Everyone has heard of cancer before, as it is a condition that often affects at least one person within our own lives, but with so many different forms and potential locations it can quickly become confusing.
Cancer causes the cells within a person’s body to grow out of control. The entire body is made up of cells, which is how cancer can appear in so many different areas, or even in multiple places at once.
Cancer Similarities and Differences
Cancer is not one single disease as it can develop in many ways and in many forms. There are a few similarities among all kinds of cancer, which include:
- Abnormal cell development – Cancer cells do not gradually wear down or die like other cells do. As these cells survive in the body, they become more and more abnormal and mutated until they form tumors.
- Invasion of nearby tissues – As cancerous cells continue to develop, they begin to spread throughout the body. If cancer originates in the breast, but eventually spreads to the lung, it is still always called breast cancer. In this situation, the spreading cancer is known as metastasis.
Of course, there are clear differences between the many types of cancer. Some forms grow and spread more quickly than others, which can drastically alter a patient’s outlook and recommended method of treatment.
Over 100 kinds of cancer currently exist.
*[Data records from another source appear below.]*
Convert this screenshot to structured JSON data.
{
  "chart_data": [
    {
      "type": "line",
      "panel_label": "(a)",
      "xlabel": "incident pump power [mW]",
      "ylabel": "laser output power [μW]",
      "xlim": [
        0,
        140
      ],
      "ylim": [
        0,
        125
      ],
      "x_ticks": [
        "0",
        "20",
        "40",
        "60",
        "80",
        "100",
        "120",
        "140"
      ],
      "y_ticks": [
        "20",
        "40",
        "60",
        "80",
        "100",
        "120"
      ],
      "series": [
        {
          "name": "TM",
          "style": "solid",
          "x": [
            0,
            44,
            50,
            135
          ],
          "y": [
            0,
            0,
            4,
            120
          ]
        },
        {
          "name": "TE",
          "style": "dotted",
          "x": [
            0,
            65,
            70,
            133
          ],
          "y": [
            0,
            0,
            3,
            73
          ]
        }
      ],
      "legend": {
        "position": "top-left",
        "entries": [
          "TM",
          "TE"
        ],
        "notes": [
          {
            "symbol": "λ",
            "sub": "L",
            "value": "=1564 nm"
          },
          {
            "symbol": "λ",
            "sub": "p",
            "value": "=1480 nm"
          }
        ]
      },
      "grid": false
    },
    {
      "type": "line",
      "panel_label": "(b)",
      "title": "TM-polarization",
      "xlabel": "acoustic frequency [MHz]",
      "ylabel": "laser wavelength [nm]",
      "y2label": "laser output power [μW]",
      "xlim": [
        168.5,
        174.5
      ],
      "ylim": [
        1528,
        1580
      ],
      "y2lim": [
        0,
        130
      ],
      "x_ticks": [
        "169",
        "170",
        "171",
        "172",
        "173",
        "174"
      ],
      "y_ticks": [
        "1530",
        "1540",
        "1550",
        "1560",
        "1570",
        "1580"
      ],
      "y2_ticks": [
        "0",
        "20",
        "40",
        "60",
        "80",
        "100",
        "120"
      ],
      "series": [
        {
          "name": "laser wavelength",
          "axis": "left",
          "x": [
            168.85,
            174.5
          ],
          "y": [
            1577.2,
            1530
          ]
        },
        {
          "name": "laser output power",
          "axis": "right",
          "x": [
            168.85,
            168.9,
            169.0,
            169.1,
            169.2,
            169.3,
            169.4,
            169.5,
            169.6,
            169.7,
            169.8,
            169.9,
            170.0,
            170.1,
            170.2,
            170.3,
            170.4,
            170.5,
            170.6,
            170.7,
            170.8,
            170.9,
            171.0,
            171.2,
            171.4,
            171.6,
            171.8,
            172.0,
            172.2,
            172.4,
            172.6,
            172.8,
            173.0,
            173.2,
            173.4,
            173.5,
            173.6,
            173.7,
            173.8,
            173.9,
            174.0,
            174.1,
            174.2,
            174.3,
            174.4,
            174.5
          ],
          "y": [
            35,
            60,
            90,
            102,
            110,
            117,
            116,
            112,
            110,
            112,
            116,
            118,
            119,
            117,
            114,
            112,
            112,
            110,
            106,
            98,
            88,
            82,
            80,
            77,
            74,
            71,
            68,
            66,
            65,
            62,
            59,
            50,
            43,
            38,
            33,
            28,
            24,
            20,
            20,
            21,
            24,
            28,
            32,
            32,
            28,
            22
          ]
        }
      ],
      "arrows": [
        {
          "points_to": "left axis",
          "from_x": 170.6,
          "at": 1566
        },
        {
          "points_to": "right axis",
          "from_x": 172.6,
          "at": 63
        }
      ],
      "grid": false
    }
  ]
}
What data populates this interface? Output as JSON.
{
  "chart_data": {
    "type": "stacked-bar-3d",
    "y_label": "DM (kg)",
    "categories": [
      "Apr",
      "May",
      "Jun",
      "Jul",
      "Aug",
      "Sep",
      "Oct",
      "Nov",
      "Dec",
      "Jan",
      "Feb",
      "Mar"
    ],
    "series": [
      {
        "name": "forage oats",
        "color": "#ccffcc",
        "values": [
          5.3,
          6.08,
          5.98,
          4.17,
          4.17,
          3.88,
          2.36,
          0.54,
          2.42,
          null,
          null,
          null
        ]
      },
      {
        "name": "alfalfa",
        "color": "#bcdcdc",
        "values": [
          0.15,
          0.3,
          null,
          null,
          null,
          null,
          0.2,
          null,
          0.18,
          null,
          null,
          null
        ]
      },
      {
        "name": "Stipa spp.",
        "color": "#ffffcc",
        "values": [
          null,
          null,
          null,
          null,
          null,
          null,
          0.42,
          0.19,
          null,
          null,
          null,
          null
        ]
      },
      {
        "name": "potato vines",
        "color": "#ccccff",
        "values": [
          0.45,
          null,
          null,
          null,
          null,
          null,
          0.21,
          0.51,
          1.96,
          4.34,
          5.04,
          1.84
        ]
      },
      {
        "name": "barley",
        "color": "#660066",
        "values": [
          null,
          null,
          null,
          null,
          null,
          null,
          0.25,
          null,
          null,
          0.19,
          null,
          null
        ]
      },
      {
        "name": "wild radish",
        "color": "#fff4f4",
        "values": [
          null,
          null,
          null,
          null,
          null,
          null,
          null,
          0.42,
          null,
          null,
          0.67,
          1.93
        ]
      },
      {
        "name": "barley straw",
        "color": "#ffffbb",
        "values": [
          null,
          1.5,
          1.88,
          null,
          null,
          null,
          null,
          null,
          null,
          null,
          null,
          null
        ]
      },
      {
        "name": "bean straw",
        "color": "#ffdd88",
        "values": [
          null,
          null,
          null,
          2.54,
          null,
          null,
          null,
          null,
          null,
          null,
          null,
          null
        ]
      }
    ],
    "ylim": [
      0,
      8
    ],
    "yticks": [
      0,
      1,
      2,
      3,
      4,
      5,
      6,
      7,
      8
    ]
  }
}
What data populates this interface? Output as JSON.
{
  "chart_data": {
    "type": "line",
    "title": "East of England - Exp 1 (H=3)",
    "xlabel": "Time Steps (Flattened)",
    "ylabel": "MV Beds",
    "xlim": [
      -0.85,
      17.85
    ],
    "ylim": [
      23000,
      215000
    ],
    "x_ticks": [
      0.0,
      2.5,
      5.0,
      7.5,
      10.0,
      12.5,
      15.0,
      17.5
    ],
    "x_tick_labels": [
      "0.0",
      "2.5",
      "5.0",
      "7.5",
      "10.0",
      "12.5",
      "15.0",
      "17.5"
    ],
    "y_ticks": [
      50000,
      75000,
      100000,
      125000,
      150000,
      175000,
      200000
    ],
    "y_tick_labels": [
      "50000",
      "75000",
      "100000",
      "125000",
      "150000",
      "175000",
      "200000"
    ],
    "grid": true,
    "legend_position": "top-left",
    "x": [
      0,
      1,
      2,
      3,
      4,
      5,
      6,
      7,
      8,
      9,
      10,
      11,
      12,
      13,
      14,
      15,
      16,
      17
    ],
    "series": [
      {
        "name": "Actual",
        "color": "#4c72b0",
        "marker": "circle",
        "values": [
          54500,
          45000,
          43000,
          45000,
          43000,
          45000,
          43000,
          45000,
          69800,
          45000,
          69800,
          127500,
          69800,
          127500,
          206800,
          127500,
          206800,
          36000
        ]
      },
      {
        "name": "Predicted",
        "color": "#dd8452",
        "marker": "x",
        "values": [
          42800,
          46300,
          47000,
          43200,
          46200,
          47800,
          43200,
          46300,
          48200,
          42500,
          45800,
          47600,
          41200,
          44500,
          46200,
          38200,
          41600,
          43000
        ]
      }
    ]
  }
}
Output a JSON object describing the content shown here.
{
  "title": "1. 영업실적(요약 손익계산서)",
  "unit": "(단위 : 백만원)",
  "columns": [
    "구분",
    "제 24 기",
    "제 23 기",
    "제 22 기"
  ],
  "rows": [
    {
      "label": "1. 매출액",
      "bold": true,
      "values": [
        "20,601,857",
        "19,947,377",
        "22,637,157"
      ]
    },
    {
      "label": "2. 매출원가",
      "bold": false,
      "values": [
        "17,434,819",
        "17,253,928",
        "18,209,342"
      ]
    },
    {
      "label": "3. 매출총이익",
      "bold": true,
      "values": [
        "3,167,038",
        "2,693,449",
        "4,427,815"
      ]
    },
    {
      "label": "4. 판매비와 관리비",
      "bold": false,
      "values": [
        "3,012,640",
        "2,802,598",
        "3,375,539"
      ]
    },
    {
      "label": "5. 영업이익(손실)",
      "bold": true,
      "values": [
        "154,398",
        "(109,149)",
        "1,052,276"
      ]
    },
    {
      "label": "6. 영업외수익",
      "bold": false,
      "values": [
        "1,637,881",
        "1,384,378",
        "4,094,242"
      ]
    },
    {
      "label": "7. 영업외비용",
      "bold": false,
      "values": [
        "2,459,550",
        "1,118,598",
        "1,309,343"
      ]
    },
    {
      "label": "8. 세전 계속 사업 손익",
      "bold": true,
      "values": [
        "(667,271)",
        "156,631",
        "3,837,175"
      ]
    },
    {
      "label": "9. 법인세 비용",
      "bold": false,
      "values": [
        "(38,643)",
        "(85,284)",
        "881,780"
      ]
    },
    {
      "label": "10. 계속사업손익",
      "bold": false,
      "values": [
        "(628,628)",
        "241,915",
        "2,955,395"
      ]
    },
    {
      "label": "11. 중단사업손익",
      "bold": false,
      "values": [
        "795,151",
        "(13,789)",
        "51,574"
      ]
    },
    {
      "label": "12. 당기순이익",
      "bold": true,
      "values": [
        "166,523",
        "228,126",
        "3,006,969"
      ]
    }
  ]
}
These cancers are most often named for the organ or tissues that they present themselves in, such as colon cancer or brain cancer.
More technical categories for cancer are used to give more substantial information about the specific cells the cancer has taken over and how it develops, such as:
- Carcinomas – The most common type of cancer that affects the epithelial cells.
- Sarcoma – A cancer that exists within the bone and soft tissues like fat, muscle, blood vessels, etc.
- Lymphoma – Cancer beginning in the lymphocyte cells is known as lymphoma, which typically lead to abnormalities of the lymph nodes and lymph vessels.
- Melanoma – A frequent source of skin cancer, melanoma is a cancer that affects the cells that create the pigment (color) of your skin
- Leukemia – This is a blood cancer, but it more specifically develops within the blood-forming tissue of the bone marrow.
- Multiple Myeloma – Cancer of the plasma cells, which build up in bones throughout the body.
- Tumors – Groups of cancerous cells that form growths or lumps.
Common Cancer Diagnoses
Stages of Cancer
The exact stage of the cancer is also incredibly important in the process of developing a treatment plan.
There are 4 stages of cancer in total, beginning at Stage 1 and progressing up to Stage 4. The higher the number of the stage, the further the cancer has spread, which usually means that the cancer will be more challenging to treat.
Generally, if the staging is low enough, the cancer may be able to be resected. This would remove the cancerous tissue from the body before it is able to spread.
If the cancer has already begun to appear in other areas of the body, then one of our Cancer Center physicians is likely to suggest a treatment option that will be able to cover all of these areas, such as chemotherapy.